What I've just said makes it sound like I don't rate the Irish song. In fact, the opposite is true - it's one of my personal favourites, and it's beautifully sung. I just fear that it's too low-key to do much damage. Just occasionally, very gentle songs can stand out so effectively among all the identikit screeching that they win by a mile - last year's Portuguese winner is an excellent example, of course, as is Ireland's own victory in 1994 with Rock'n'Roll Kids. But for what it's worth, my gut feeling is that it probably won't happen this time.
My suspicion is that Cyprus will be in the mix tonight, but that their main competitors will not be Israel and Ireland, but Norway and Sweden. I struggle to separate Cyprus, Norway and Sweden, but I think Norway (in spite of having the most irritatingly catchy song of the evening) is perhaps the least likely of the three to win if only because of its place in the draw.

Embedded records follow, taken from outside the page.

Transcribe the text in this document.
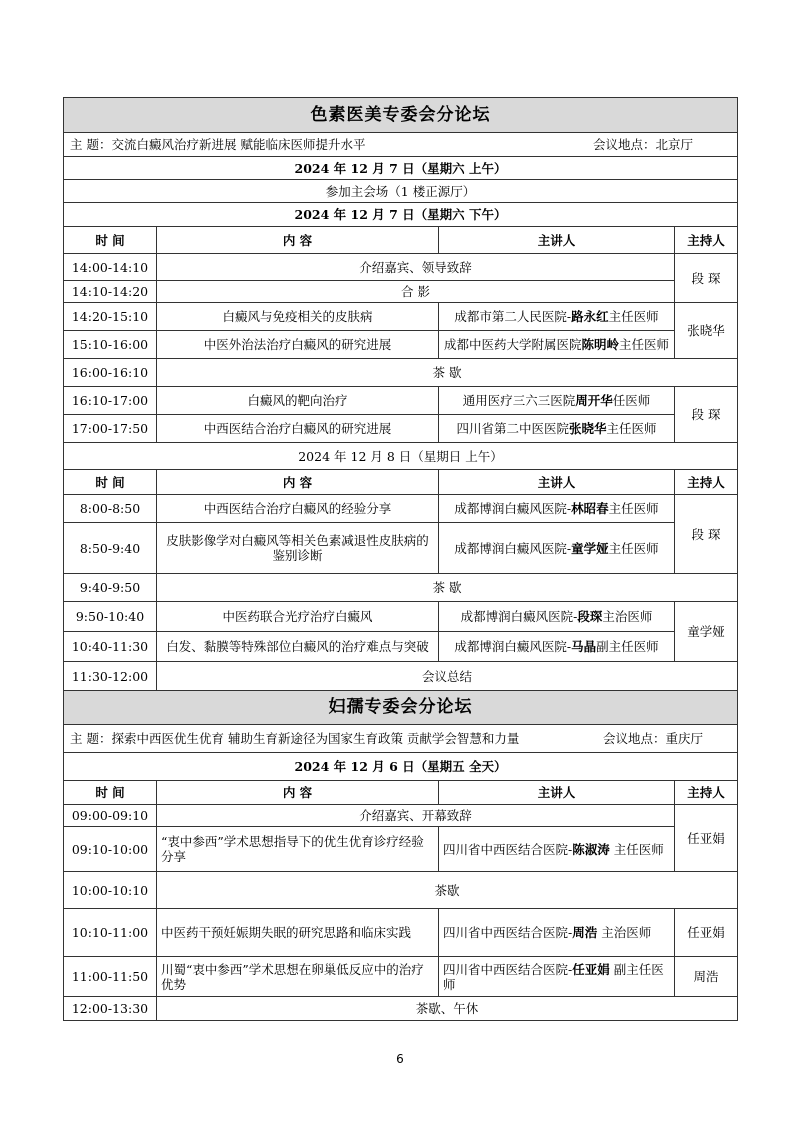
色素医美专委会分论坛			
主 题：交流白癜风治疗新进展 赋能临床医师提升水平 会议地点：北京厅			

2024 年 12 月 7 日（星期六 上午）			
参加主会场（1 楼正源厅）			
2024 年 12 月 7 日（星期六 下午）			
时 间	内 容	主讲人	主持人
14:00-14:10	介绍嘉宾、领导致辞		段 琛
14:10-14:20	合 影		
14:20-15:10	白癜风与免疫相关的皮肤病	成都市第二人民医院-路永红主任医师	张晓华
15:10-16:00	中医外治法治疗白癜风的研究进展	成都中医药大学附属医院陈明岭主任医师	
16:00-16:10	茶 歇		
16:10-17:00	白癜风的靶向治疗	通用医疗三六三医院周开华任医师	段 琛
17:00-17:50	中西医结合治疗白癜风的研究进展	四川省第二中医医院张晓华主任医师	
2024 年 12 月 8 日（星期日 上午）			
时 间	内 容	主讲人	主持人
8:00-8:50	中西医结合治疗白癜风的经验分享	成都博润白癜风医院-林昭春主任医师	段 琛
8:50-9:40	皮肤影像学对白癜风等相关色素减退性皮肤病的鉴别诊断	成都博润白癜风医院-童学娅主任医师	
9:40-9:50	茶 歇		
9:50-10:40	中医药联合光疗治疗白癜风	成都博润白癜风医院-段琛主治医师	童学娅
10:40-11:30	白发、黏膜等特殊部位白癜风的治疗难点与突破	成都博润白癜风医院-马晶副主任医师	
11:30-12:00	会议总结		
妇孺专委会分论坛			
主 题：探索中西医优生优育 辅助生育新途径为国家生育政策 贡献学会智慧和力量 会议地点：重庆厅			

2024 年 12 月 6 日（星期五 全天）			
时 间	内 容	主讲人	主持人
09:00-09:10	介绍嘉宾、开幕致辞		任亚娟
09:10-10:00	“衷中参西”学术思想指导下的优生优育诊疗经验分享	四川省中西医结合医院-陈淑涛 主任医师	
10:00-10:10	茶歇		
10:10-11:00	中医药干预妊娠期失眠的研究思路和临床实践	四川省中西医结合医院-周浩 主治医师	任亚娟
11:00-11:50	川蜀“衷中参西”学术思想在卵巢低反应中的治疗优势	四川省中西医结合医院-任亚娟 副主任医师	周浩
12:00-13:30	茶歇、午休		
6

Probably just as well, because the mind boggles as to how insufferable Alexander Rybak would become if he has anything more to be smug about. Cyprus v Sweden is almost a coin-toss as far as I'm concerned, but I'll cop out and go with the conventional wisdom that Cyprus will win. I expect it to be a close one, though.
Here's my full prediction -
Winners: Cyprus (Fuego - Eleni Foureira)
2nd: Sweden (Dance You Off - Benjamin Ingrosso)
3rd: Norway (That's How You Write A Song - Alexander Rybak)
4th: Estonia (La Forza - Elina Nechayeva)
5th: France (Mercy - Madame Monsieur)
Possible dark horses: Austria, Australia
UPDATE (7.20pm): Of course, another potential explanation for the sudden Irish surge in the betting is that the full results of Tuesday's semi-final (which are supposed to be absolutely secret until the end of the contest) might have been leaked. Unlikely, but possible. If so, it could be Dublin next year.